After they dismissed an algorithm-free solution – a remote exam – for reasons of technological complexity and potential leapfrogging effect, they chose to favour the path of a continuous assessment, using a weighted average of the grades a schooler obtained throughout the year to establish the exam result. In order to make this approach fairer in the light of scoring differences among institutions, this result would be adjusted positively on the basis of a bonus added to the average. And to ensure the scoring equity, a human-driven action is added through a committee that will look for cohesion throughout all grades. The participants also wished to offer a second chance in the form of an oral exam for schoolers about to miss their A-level.

Uchronian timeline, highlighting the alternative choices leading to a new algorithm

Beyond the result of this algorithm reconstruction, the discussions shone the light on several tension points that may happen in actual, ‘real’ projects.

First, most of the project teams in charge of developing such systems often find themselves executing decisions taken by their hierarchy, with very little to no room for manoeuvre to question an algorithm’s implementation or to negotiate its modalities. This often comes together with a lack of diversity within the teams, making it difficult to take a step back and take a critical look at these projects.

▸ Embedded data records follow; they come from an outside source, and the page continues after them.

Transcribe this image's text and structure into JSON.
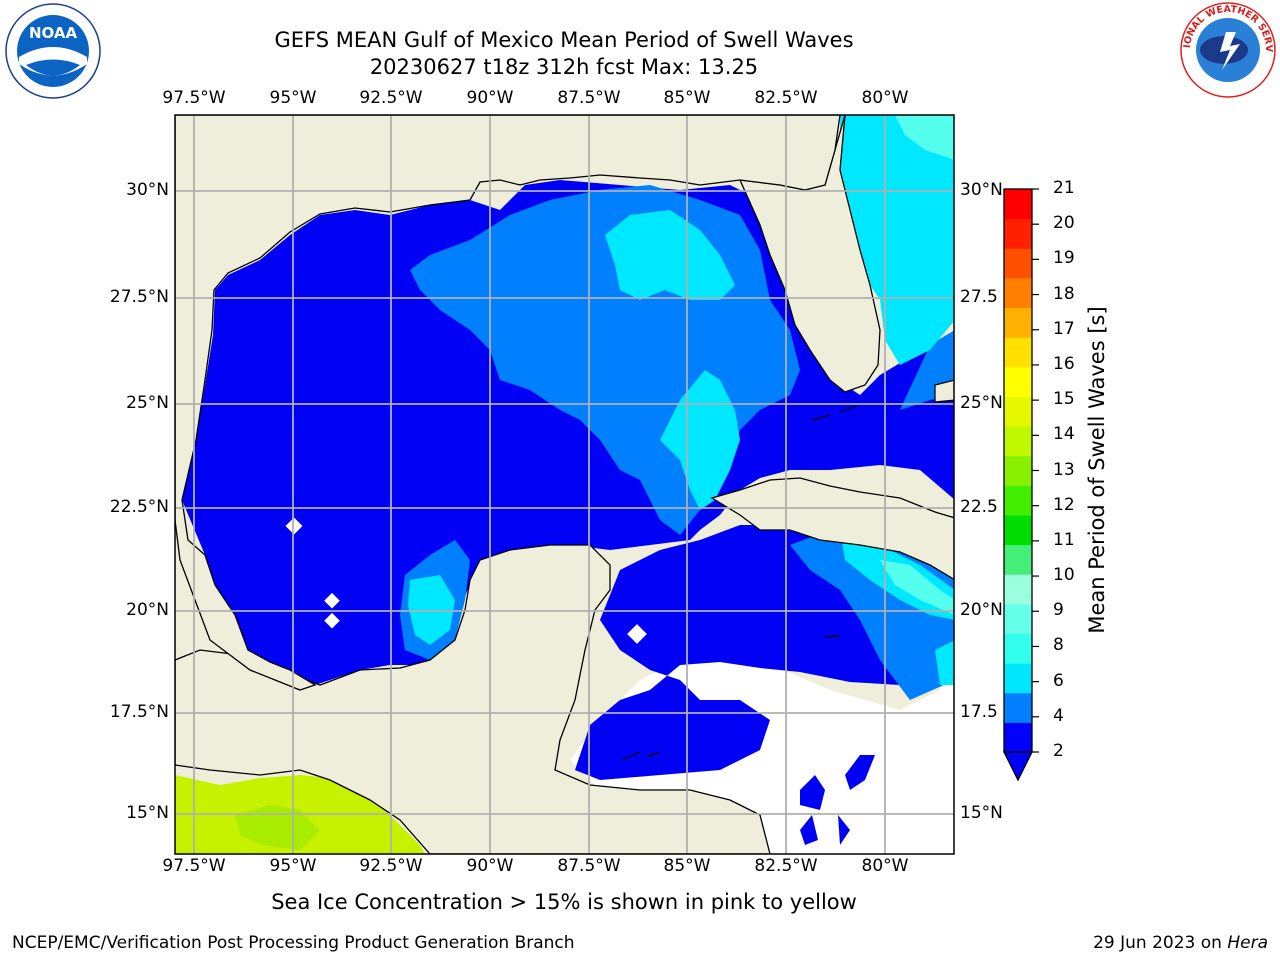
{
  "header": {
    "title_line1": "GEFS MEAN Gulf of Mexico Mean Period of Swell Waves",
    "title_line2": "20230627 t18z 312h fcst   Max: 13.25"
  },
  "logos": {
    "left": "NOAA",
    "right": "NATIONAL WEATHER SERVICE"
  },
  "map": {
    "lon_labels": [
      "97.5°W",
      "95°W",
      "92.5°W",
      "90°W",
      "87.5°W",
      "85°W",
      "82.5°W",
      "80°W"
    ],
    "lat_labels_left": [
      "30°N",
      "27.5°N",
      "25°N",
      "22.5°N",
      "20°N",
      "17.5°N",
      "15°N"
    ],
    "lat_labels_right": [
      "30°N",
      "27.5",
      "25°N",
      "22.5",
      "20°N",
      "17.5",
      "15°N"
    ],
    "land_color": "#efeedb",
    "grid_color": "#b0b0b0"
  },
  "colorbar": {
    "title": "Mean Period of Swell Waves [s]",
    "labels": [
      "21",
      "20",
      "19",
      "18",
      "17",
      "16",
      "15",
      "14",
      "13",
      "12",
      "11",
      "10",
      "9",
      "8",
      "6",
      "4",
      "2"
    ],
    "colors": [
      "#0000ff",
      "#0080ff",
      "#00e6ff",
      "#33ffee",
      "#66ffe8",
      "#99ffdd",
      "#44ee77",
      "#00dd00",
      "#44ee00",
      "#88f000",
      "#c0f800",
      "#e6f800",
      "#ffff00",
      "#ffe000",
      "#ffb000",
      "#ff8000",
      "#ff5000",
      "#ff2000",
      "#ff0000"
    ]
  },
  "notes": {
    "sea_ice": "Sea Ice Concentration > 15% is shown in pink to yellow"
  },
  "footer": {
    "left": "NCEP/EMC/Verification Post Processing Product Generation Branch",
    "date": "29 Jun 2023 on ",
    "machine": "Hera"
  }
}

The second point is the ‘chaos dilemma’. The inclusion of problems encountered by public services and their workers happen late in the game, hence their answer must happen immediately. Their backs against the wall, public servants are often forced to accept algorithmic systems as the only viable option to deal with problematic situations in a quick and efficient manner.

Last but not least, this emergency approach finds itself in a project timeframe that is too short and rushed to allow the inclusion, from its conception, of all or part of the bias and ethical issues that may result from the algorithm’s implementation. Facing the emergency, the teams only focus on the technical challenge of the algorithm and the launching of a functional tool, but don’t think about or don’t have the time to anchor their approach with a broader consultation process – getting the future users to participate with a co-conception approach, or gather the opinion of people who will submit to this system.

Going further in exploring the imaginaries related to public algorithms

This workshop was the first step into this exploratory work and was completed with a survey over January 2021. This survey allowed to gather broader feedback on the imaginaries identified during the workshop.

All thoughts and imaginaries have nourished a work of design fiction, with the production of six scenarios that explore the future of public algorithms.